A matriz inconsciente da tirania

Observatório Psicanalítico 69/2018

Ensaios sobre acontecimentos sociais, culturais e políticos do Brasil e do mundo.

A matriz inconsciente da tirania

Valton de Miranda Leitão (SPFor)

O mundo vive um momento de convulsão com o avanço da intolerância xenofóbica e o racismo com o medo crescente do futuro. Hobbes disse que o medo é um demônio que se alimenta do medo, e isso se espalha pelo planeta como rastilho de pólvora.

O Brasil vive momentos tenebrosos e os próximos dias serão decisivos para a defesa do processo civilizatório brasileiro. Não se trata somente de defender a democracia, mas de compreender que a linguagem nazi-fascista traz na sua intimidade o discurso inumano, encoberto pela luta contra a corrupção e a defesa da ordem.

Shakespeare, em Rei Lear, mostra o desmoronamento do Estado e a desagregação da consciência social e individual precedidos pelo eclipse da lua. É preciso que o Brasil não se entregue ao eclipse da Razão, pois a única garantia que temos para que tal não aconteça é a defesa intransigente da Constituição de 1988 e do jogo democrático pelo conjunto da população mobilizada nas assembléias intelectuais, nas ruas e nas praças.

Os psicanalistas neste momento não podem se omitir, pois como disse H. Segal o silêncio da IPA, em 1933, facilitou a ascensão do nazismo na Alemanha. A destrutividade inerente à pulsão de morte não pode prevalecer sobre Eros e sua força vinculante amorosa e integradora. 

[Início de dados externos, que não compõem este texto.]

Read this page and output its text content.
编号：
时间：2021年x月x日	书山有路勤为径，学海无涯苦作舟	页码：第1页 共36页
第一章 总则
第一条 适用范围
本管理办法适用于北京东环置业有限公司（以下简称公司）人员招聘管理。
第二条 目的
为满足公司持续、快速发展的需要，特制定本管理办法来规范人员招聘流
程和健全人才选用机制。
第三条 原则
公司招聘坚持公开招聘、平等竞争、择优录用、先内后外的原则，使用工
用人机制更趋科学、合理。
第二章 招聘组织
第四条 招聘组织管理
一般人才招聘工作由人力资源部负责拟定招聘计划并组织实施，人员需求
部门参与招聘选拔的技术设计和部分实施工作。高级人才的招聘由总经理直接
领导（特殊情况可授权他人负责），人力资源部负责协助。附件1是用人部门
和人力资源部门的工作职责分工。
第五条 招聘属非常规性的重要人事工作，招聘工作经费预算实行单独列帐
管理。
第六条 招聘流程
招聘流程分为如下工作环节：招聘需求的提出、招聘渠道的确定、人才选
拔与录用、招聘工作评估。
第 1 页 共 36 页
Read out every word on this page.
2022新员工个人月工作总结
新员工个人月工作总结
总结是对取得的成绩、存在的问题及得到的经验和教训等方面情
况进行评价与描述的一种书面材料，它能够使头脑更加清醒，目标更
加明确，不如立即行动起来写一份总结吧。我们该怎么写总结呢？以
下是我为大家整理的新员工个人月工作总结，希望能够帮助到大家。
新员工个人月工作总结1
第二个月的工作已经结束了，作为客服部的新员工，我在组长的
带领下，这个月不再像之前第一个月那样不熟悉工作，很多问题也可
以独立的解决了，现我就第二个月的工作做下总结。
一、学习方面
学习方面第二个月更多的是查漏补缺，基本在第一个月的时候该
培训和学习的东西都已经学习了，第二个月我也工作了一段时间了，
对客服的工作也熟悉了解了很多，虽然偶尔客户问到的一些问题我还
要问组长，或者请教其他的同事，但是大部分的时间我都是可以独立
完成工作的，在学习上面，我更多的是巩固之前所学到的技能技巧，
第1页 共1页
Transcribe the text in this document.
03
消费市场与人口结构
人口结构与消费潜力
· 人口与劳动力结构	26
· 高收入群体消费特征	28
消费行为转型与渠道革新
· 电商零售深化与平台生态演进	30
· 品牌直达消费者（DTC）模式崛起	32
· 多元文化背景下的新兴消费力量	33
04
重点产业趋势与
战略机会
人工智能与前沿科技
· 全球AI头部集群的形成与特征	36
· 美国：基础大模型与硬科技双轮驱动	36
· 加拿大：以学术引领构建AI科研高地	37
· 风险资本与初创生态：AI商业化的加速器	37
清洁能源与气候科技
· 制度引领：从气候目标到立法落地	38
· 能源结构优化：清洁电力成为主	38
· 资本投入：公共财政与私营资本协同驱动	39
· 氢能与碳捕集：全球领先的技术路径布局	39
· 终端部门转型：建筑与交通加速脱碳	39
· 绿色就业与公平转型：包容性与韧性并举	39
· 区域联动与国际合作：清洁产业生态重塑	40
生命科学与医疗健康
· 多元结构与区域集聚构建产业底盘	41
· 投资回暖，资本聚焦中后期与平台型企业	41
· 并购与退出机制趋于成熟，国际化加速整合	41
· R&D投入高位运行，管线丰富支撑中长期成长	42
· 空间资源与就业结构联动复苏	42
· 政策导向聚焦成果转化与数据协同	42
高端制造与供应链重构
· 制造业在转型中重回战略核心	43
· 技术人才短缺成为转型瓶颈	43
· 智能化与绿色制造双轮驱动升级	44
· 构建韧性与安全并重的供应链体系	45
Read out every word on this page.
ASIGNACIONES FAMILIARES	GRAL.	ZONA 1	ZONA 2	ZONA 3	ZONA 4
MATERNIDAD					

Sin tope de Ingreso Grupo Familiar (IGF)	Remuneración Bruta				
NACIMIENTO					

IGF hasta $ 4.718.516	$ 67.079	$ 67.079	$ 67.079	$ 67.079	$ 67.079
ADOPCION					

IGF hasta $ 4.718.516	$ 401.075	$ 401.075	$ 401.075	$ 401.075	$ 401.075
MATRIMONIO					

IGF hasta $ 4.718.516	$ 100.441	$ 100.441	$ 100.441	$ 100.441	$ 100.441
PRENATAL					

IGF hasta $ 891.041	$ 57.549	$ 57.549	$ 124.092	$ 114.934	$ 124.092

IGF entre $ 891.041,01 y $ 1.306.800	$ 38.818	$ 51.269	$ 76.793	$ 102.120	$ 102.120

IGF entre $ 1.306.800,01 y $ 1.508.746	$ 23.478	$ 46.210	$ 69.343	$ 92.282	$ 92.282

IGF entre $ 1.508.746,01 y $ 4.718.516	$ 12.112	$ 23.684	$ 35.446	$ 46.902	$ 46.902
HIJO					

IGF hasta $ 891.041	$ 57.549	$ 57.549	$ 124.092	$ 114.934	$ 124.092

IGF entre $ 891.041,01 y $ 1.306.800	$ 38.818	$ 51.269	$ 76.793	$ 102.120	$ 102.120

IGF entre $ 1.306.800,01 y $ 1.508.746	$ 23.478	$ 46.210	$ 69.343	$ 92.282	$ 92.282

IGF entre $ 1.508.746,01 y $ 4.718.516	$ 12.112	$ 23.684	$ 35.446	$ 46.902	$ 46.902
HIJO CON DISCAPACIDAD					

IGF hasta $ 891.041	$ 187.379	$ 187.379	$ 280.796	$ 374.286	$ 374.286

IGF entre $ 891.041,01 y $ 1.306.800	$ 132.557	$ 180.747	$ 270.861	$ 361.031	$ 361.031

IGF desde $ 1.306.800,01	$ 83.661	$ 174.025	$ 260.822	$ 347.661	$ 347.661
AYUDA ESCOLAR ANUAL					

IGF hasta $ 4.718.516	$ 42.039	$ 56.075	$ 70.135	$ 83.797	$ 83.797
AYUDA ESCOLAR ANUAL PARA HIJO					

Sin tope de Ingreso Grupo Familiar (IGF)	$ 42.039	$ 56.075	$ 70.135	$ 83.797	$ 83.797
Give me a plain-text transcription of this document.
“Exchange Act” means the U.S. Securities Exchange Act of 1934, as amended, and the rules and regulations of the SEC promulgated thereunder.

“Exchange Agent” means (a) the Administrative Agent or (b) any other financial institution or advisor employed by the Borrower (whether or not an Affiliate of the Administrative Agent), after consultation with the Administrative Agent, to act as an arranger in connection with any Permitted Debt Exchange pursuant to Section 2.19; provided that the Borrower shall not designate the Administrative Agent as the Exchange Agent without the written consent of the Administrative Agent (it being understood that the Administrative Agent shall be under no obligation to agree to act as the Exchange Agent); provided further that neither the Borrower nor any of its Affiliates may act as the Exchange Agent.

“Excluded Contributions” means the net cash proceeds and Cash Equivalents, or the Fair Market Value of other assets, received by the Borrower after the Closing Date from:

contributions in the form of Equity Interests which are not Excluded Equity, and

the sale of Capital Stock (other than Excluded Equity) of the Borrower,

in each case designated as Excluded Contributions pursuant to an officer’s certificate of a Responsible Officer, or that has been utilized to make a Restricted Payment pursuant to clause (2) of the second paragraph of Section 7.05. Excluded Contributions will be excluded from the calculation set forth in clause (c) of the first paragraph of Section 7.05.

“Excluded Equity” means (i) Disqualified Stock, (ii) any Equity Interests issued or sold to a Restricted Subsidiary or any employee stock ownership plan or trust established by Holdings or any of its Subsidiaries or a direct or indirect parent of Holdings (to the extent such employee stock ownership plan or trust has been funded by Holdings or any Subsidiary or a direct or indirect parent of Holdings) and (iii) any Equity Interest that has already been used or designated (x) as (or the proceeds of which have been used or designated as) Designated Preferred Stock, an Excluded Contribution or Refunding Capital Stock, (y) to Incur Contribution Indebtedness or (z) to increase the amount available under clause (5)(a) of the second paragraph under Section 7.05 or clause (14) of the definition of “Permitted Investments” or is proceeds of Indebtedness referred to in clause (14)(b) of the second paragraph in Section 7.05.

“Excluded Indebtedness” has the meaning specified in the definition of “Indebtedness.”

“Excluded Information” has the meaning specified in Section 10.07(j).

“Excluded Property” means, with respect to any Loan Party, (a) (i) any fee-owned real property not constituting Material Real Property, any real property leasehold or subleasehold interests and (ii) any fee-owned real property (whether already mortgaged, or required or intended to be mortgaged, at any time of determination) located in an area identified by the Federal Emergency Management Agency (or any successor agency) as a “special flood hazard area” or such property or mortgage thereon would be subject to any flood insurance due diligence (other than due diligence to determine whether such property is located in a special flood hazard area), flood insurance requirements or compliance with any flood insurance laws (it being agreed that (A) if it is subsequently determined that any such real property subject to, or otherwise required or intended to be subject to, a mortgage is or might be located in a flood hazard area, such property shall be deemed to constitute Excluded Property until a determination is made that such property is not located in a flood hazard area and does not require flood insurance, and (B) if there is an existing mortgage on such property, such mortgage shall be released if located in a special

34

As crenças atávicas de todos os preconceitos que repousam no inconsciente são ativadas por demagogos como Jânio, Collor e no presente pelo capitão Bolsonaro. É impossível deixar de personalizar, pois o comedimento tem limites, porquanto as evidências não fazem sentido para o irracionalismo. Os paranóicos na exaltação alucinatória não precisam de provas factuais para alimentar suas convicções.

A única garantia que temos de alcançar a paz é lutar por ela sem discriminação de crença ou ideologia, mas contra o obscurantismo que usa o discurso sem discurso, uma fala que não diz e um fazer ameaçador. Essa é a linguagem do ódio que massacrou os judeus no holocausto e parte do povo eslavo, nos Gulags stalinistas. Os oficiais nazistas acreditavam sinceramente que era necessário destruir o “degenerado” povo judeu, e isso era feito como ética da convicção (Ingrao). 

O exemplo brasileiro atual confirma Freud em o Mal Estar na Cultura, pois a civilidade está sendo substituída pela brutalidade. O princípio de realidade parece invadido pelo princípio da maldade, cujo objetivo é fuzilar o inimigo construído no delírio paranóico inconsciente com a colaboração da mídia irresponsável e do mercado sacralizado.

O jogo democrático é substituído por ameaças de toda natureza, enquanto as instituições como o judiciário e o parlamento não cumprem seu papel de defesa da Constituição referendada pelo povo.

Os psicanalistas brasileiros como intelectuais regidos pelo amor à verdade, no sentido mais amplo, não podem ficar indiferentes diante da destrutividade, da intolerância e do ataque escancarado a todas as diferenças. A democracia não precisa de tutela militar ou judiciária, mas de respeito à soberania popular.

(Os textos publicados são de responsabilidade de seus autores).